For decades, the Higher Education Act has required that career colleges and training programs prepare students for gainful employment in recognized occupations in order for students to qualify for federal financial aid (Title IV programs). This condition has not applied to the other channels of post-secondary education—nonprofit and public institutions. The Department is authorized by Congress to set rules on federal financial aid for education. Historically, it has never attempted to define gainful employment, but now proposes doing so in order to evaluate and sanction private sector colleges using a three-part test based on student debt-to-income levels and loan repayment rates.

The proposed gainful employment regulations were published in July 2010, but final regulations were pushed out to March or April 2011 by a flood of public comment and lobbying. The delayed rules have led to a heated debate, which has been characterized by a surfeit of confusing, frequently contradictory “report cards” on career colleges. Critics of for-profits schools have used inflammatory rhetoric, going so far as to compare career colleges with the much-maligned subprime loan industry.

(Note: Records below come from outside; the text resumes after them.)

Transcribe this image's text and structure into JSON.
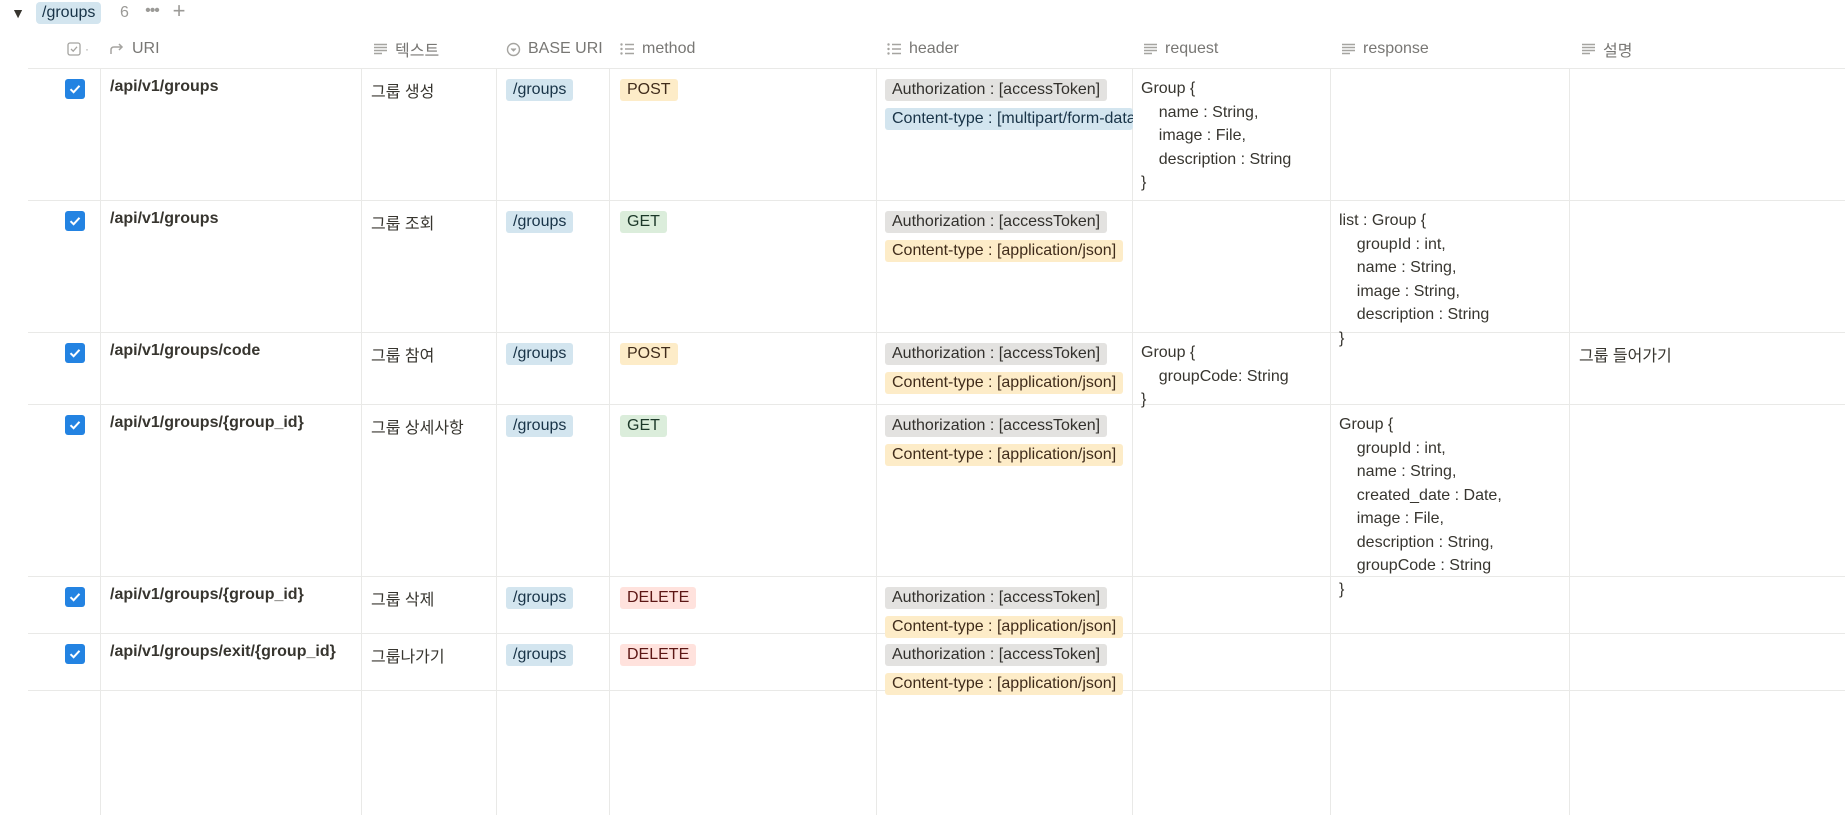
{
  "group": {
    "toggle_icon": "▼",
    "name": "/groups",
    "count": "6",
    "more_icon": "•••",
    "add_icon": "+"
  },
  "columns": {
    "uri": "URI",
    "text": "텍스트",
    "base_uri": "BASE URI",
    "method": "method",
    "header": "header",
    "request": "request",
    "response": "response",
    "desc": "설명"
  },
  "colors": {
    "checkbox": "#2383e2",
    "base_tag": "#d3e5ef",
    "post_tag": "#fdecc8",
    "get_tag": "#dbeddb",
    "delete_tag": "#ffe2dd",
    "auth_tag": "#e3e2e0"
  },
  "rows": [
    {
      "uri": "/api/v1/groups",
      "text": "그룹 생성",
      "base_uri": "/groups",
      "method": "POST",
      "auth": "Authorization : [accessToken]",
      "content_type": "Content-type : [multipart/form-data]",
      "request": "Group {\n    name : String,\n    image : File,\n    description : String\n}",
      "response": "",
      "desc": ""
    },
    {
      "uri": "/api/v1/groups",
      "text": "그룹 조회",
      "base_uri": "/groups",
      "method": "GET",
      "auth": "Authorization : [accessToken]",
      "content_type": "Content-type : [application/json]",
      "request": "",
      "response": "list : Group {\n    groupId : int,\n    name : String,\n    image : String,\n    description : String\n}",
      "desc": ""
    },
    {
      "uri": "/api/v1/groups/code",
      "text": "그룹 참여",
      "base_uri": "/groups",
      "method": "POST",
      "auth": "Authorization : [accessToken]",
      "content_type": "Content-type : [application/json]",
      "request": "Group {\n    groupCode: String\n}",
      "response": "",
      "desc": "그룹 들어가기"
    },
    {
      "uri": "/api/v1/groups/{group_id}",
      "text": "그룹 상세사항",
      "base_uri": "/groups",
      "method": "GET",
      "auth": "Authorization : [accessToken]",
      "content_type": "Content-type : [application/json]",
      "request": "",
      "response": "Group {\n    groupId : int,\n    name : String,\n    created_date : Date,\n    image : File,\n    description : String,\n    groupCode : String\n}",
      "desc": ""
    },
    {
      "uri": "/api/v1/groups/{group_id}",
      "text": "그룹 삭제",
      "base_uri": "/groups",
      "method": "DELETE",
      "auth": "Authorization : [accessToken]",
      "content_type": "Content-type : [application/json]",
      "request": "",
      "response": "",
      "desc": ""
    },
    {
      "uri": "/api/v1/groups/exit/{group_id}",
      "text": "그룹나가기",
      "base_uri": "/groups",
      "method": "DELETE",
      "auth": "Authorization : [accessToken]",
      "content_type": "Content-type : [application/json]",
      "request": "",
      "response": "",
      "desc": ""
    }
  ]
}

The Department justifies its proposal on the grounds that, while career colleges now account for 10 percent of the nation’s post-secondary enrollment, they account for a disproportionate 23 percent of federal loan dollars and 44 percent of federal student loan defaults. However, as this paper makes clear, the Department’s case for the rule is fundamentally fl awed. Commonly drawn comparisons between career colleges and traditional schools are less meaningful than many suggest, because of the significant demographic differences in the student populations, programmatic variances, and major disparities in taxpayer subsidies between the distinct institutional sectors.